Beware of the friendly bank
Some borrowers may have recently been notified by their bank that their loan repayments have been reduced. Customers who have managed to get ahead on their home or personal loan repayments, thus reducing their interest costs and shortening the term of the loan (we wrote about it in this post regarding home loans), have been offered a lower minimum repayment.
In a recent Fairfax media story it was reported that the Commonwealth Bank is allowing some customers to reduce their minimum required payment, effectively lengthening their loan and increasing their interest bill. No doubt many unsuspecting customers (not readers of The Money Question) will jump at the chance to lower their payments without understanding the effect this will have on their total interest and repayments over the now longer term of their loan.
How it works
Say you took out a loan for $20,000 over 5 years at 14.50%. Your required repayments are around $471 per month. Two years into the loan and, because you’re a diligent borrower and have been paying an extra $200 per month, you’re way ahead on your repayments and the loan is due to be paid off in just over a year’s time. Your extra repayments are on track to shave almost two years off your loan and save you over $3,200 in interest.

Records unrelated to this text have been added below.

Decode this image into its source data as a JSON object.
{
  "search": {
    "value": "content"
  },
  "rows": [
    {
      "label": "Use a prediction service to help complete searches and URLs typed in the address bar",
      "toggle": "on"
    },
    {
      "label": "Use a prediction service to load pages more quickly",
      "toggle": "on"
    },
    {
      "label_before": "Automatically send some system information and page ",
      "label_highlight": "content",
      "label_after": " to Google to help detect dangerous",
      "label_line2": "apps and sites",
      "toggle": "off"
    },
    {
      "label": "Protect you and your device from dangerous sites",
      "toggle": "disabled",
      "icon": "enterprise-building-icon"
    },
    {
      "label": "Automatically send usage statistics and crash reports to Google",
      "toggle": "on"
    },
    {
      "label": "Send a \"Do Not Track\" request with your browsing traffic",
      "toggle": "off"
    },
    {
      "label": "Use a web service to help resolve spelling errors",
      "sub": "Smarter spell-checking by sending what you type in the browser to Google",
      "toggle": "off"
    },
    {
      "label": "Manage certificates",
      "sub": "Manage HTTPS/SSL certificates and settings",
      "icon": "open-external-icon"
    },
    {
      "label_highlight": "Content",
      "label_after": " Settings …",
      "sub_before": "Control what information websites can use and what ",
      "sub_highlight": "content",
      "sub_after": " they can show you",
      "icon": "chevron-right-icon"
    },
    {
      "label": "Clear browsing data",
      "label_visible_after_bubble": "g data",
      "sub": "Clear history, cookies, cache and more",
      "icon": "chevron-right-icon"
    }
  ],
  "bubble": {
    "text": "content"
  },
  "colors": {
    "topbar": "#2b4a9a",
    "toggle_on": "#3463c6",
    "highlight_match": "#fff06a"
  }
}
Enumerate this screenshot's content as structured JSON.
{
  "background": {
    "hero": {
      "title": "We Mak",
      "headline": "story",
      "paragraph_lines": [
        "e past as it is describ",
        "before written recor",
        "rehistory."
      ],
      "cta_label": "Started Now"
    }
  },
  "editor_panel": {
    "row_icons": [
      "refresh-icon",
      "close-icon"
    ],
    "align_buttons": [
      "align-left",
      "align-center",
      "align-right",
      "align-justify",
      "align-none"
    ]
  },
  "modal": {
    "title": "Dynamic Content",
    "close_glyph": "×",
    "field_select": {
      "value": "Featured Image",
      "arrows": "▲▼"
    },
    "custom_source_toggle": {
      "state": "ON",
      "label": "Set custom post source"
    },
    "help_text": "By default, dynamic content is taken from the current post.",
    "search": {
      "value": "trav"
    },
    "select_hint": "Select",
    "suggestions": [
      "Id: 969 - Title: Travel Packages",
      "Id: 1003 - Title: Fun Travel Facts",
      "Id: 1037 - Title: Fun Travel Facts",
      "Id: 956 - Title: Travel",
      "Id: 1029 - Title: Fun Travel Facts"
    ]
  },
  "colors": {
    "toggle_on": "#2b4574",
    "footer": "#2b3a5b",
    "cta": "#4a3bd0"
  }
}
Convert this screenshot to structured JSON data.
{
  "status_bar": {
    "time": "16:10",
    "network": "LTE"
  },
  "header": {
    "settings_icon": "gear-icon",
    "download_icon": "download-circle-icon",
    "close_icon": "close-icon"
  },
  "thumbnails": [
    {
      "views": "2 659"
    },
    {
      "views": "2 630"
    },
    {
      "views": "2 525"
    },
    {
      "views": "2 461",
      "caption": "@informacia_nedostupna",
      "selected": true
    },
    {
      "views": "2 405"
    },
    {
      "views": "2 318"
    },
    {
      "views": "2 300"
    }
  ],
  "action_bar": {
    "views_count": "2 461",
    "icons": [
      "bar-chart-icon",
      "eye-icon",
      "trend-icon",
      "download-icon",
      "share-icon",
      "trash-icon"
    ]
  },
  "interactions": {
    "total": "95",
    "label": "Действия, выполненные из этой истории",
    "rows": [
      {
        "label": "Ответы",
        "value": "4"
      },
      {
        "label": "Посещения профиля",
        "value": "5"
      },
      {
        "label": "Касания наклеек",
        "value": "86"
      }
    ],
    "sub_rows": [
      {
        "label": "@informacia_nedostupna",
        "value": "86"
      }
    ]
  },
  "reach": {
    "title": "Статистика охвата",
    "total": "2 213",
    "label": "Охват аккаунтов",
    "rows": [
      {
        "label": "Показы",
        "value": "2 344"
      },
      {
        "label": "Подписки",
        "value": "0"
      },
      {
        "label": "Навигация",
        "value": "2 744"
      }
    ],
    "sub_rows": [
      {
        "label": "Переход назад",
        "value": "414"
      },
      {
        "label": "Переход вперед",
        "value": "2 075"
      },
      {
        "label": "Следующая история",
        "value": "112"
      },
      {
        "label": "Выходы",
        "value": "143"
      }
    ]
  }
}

While this makes you feel great, your bank isn’t likely to feel the same way. Your financial diligence is depriving the bank of that $3,200 and they’re not happy about that. So they do some recalculations and offer you new terms. Your outstanding loan balance is around $8,140. The bank figures out that, if they stretched the repayment of the outstanding balance to the original loan end date, which is three years into the future, your repayments can be lower. Effectively they’re offering you new loan of $8,140 for three years at your original interest rate.
The maths
In your original loan, including your extra payments, once it’s all paid off you’d have made total repayments over 3.2 years as follows:
Total Interest | $4,951 |
Total Repayments | $24,951 |
Time Saved | 1.8 Years |
Money Saved | $3,283 |
Then, with the bank’s new offer to “save you money” we get
You’ve already paid this on your original loan | |
Interest Repayments | $4,234.42 |
Principal Repayments | $11,860.00 |
Total Paid After Two Years | $16,094.42 |
Then we add the New Loan | |
Interest Repayments | $1,947 |
Principal Repayments | $8,140 |
Total | $10,086.69 |
Bringing your total repayments to | |
Interest Repayments | $6,181.11 |
Principal Repayments | $20,000.00 |
Total paid after accepting bank’s offer | $26,181.11 |
You were paying $671 a month on your old loan but now you have to pay only $280. What a saving!

Crazy logic
We now can see the crazy logic in the bank’s offer to save you money. In the original loan with your extra repayments you’d have repaid a total of $24,951 with $4,951 of that being interest. You’d have been debt free in just over 3 years.
With the amazing money saving offer from your friendly bank you’d have repaid a total of $26,181 with $6,181 of that being interest. You’ve paid extra interest (at 14.50%) of $1,230 and taken an additional two years to be debt-free.
So while you were on track to save interest of $3,283 paying extra on your original loan, the bank — through its lower payment offer — has snatched back 37% of its interest charges from you. Right from under your nose. While you thought they were being kind to you.
The effect is even larger when you take up an offer to “consolidate” your credit card debt to your home loan. Credit card debt is relatively short term but a home loan can be 25 years or more. Adding thousands to your home loan over 30 years may give your short-term cashflow a boost but it massively increases your lifetime interest bill.
The bottom line
The bottom line is that, whenever the bank offers you a way to lower your repayments by stretching out the time you have to repay them, their interest bill is ticking up against you. Banks care only for their bottom line.
It may be a good time to consider the response of one bank to the recent Royal Commission into their behaviour when it said that it does not owe customers “an ‘overarching obligation’ to act in their interests.”
So in whose interests are they acting? Beware the friendly bank.